[prog] State of software engineering profession
Mary
mary-linuxchix at puzzling.org
Wed Apr 16 10:00:03 EST 2003
On Mon, Apr 14, 2003, Jimen Ching wrote:
> 1. Keep the same group of people throughout the project's cycle.
> When people are moved in and out of a project, the goal and design
> loses focus. This is never a good thing for a project.
>
> 4. Never schedule the entire project. It will never work out anyway.
> Instead, identify major milestones, and schedule only to the next
> milestone. Of course, you should know the alotted time for the
> project. And, this may be obvious but, have a prioritized plan before
> coming up with a schedule. How else can you develop a schedule? ;-)
>
> 4a. Always give youself two weeks of slack when dealing with
> hardware. Note, the slack should not include delivery of hardware.
> In other words, if you've scheduled a month for a driver for some
> hardware, starting from the PO to a working driver, add two weeks to
> that.
>
> 4b. Try to identify the highest risk hardware as soon as possible and
> set it in motion. High risk hardware are defined as hardware that is
> new (to the market), or that you haven't worked with before.

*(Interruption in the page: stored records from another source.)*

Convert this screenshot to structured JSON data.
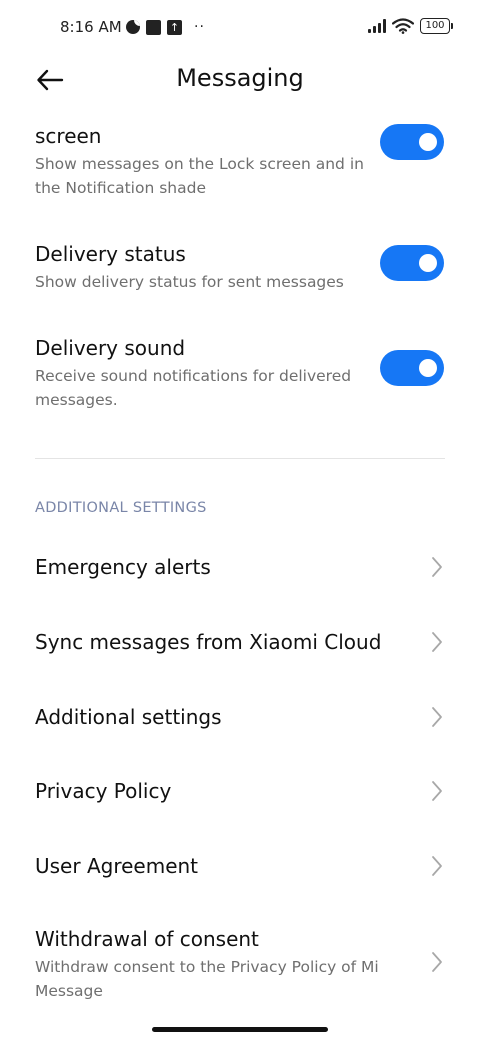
{
  "status_bar": {
    "time": "8:16 AM",
    "dots": "··",
    "upload_glyph": "↑",
    "battery": "100",
    "icons": [
      "moon-clock-icon",
      "square-notification-icon",
      "upload-notification-icon",
      "signal-icon",
      "wifi-icon",
      "battery-icon"
    ]
  },
  "header": {
    "back_icon": "back-arrow-icon",
    "title": "Messaging"
  },
  "toggles": [
    {
      "title": "screen",
      "subtitle": "Show messages on the Lock screen and in the Notification shade",
      "on": true
    },
    {
      "title": "Delivery status",
      "subtitle": "Show delivery status for sent messages",
      "on": true
    },
    {
      "title": "Delivery sound",
      "subtitle": "Receive sound notifications for delivered messages.",
      "on": true
    }
  ],
  "section": {
    "header": "ADDITIONAL SETTINGS"
  },
  "nav_items": [
    {
      "title": "Emergency alerts"
    },
    {
      "title": "Sync messages from Xiaomi Cloud"
    },
    {
      "title": "Additional settings"
    },
    {
      "title": "Privacy Policy"
    },
    {
      "title": "User Agreement"
    },
    {
      "title": "Withdrawal of consent",
      "subtitle": "Withdraw consent to the Privacy Policy of Mi Message"
    }
  ],
  "colors": {
    "accent": "#1677f5",
    "section_header": "#7a86a8",
    "subtitle": "#6f6f6f"
  }
}
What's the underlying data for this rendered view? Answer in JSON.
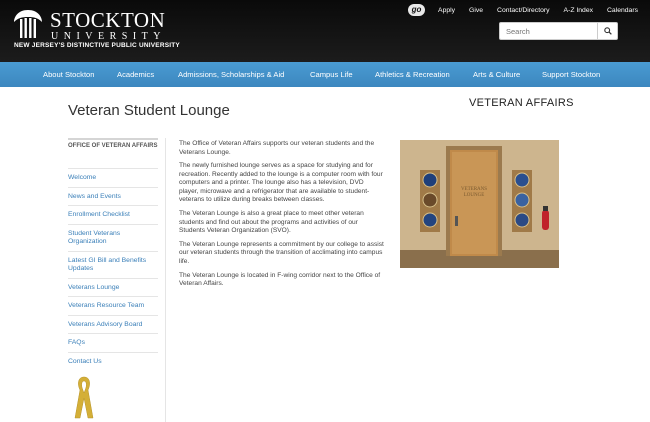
{
  "header": {
    "logo_name": "STOCKTON",
    "logo_university": "UNIVERSITY",
    "logo_tagline": "NEW JERSEY'S DISTINCTIVE PUBLIC UNIVERSITY",
    "go_badge": "go",
    "utility_links": [
      "Apply",
      "Give",
      "Contact/Directory",
      "A-Z Index",
      "Calendars"
    ],
    "search_placeholder": "Search"
  },
  "main_nav": [
    "About Stockton",
    "Academics",
    "Admissions, Scholarships & Aid",
    "Campus Life",
    "Athletics & Recreation",
    "Arts & Culture",
    "Support Stockton"
  ],
  "page": {
    "title": "Veteran Student Lounge",
    "section_title": "VETERAN AFFAIRS"
  },
  "sidebar": {
    "heading": "OFFICE OF VETERAN AFFAIRS",
    "items": [
      "Welcome",
      "News and Events",
      "Enrollment Checklist",
      "Student Veterans Organization",
      "Latest GI Bill and Benefits Updates",
      "Veterans Lounge",
      "Veterans Resource Team",
      "Veterans Advisory Board",
      "FAQs",
      "Contact Us"
    ]
  },
  "content": {
    "paragraphs": [
      "The Office of Veteran Affairs supports our veteran students and the Veterans Lounge.",
      "The newly furnished lounge serves as a space for studying and for recreation. Recently added to the lounge is a computer room with four computers and a printer. The lounge also has a television, DVD player, microwave and a refrigerator that are available to student-veterans to utilize during breaks between classes.",
      "The Veteran Lounge is also a great place to meet other veteran students and find out about the programs and activities of our Students Veteran Organization (SVO).",
      "The Veteran Lounge represents a commitment by our college to assist our veteran students through the transition of acclimating into campus life.",
      "The Veteran Lounge is located in F-wing corridor next to the Office of Veteran Affairs."
    ],
    "photo_sign": "VETERANS LOUNGE"
  },
  "colors": {
    "header_bg": "#111111",
    "nav_bg": "#428fc8",
    "link": "#3a7fb8",
    "ribbon": "#d4af37"
  }
}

I've quoted the above because I want to ask you a question about these.
The question is:
Assuming you are not running your own company, how do you go about
convincing management of these?
Another question is:
Do you have any method of addressing the most frequently cited
problems in my posts and Rboert's? These problems were:
- completely unrealistic hard schedules set by management (and
worse, often by contracts with the customer);
- changing customer requirements; and
- the tendency of management to undervalue any and all QA once the
interface is pretty enough for their purposes.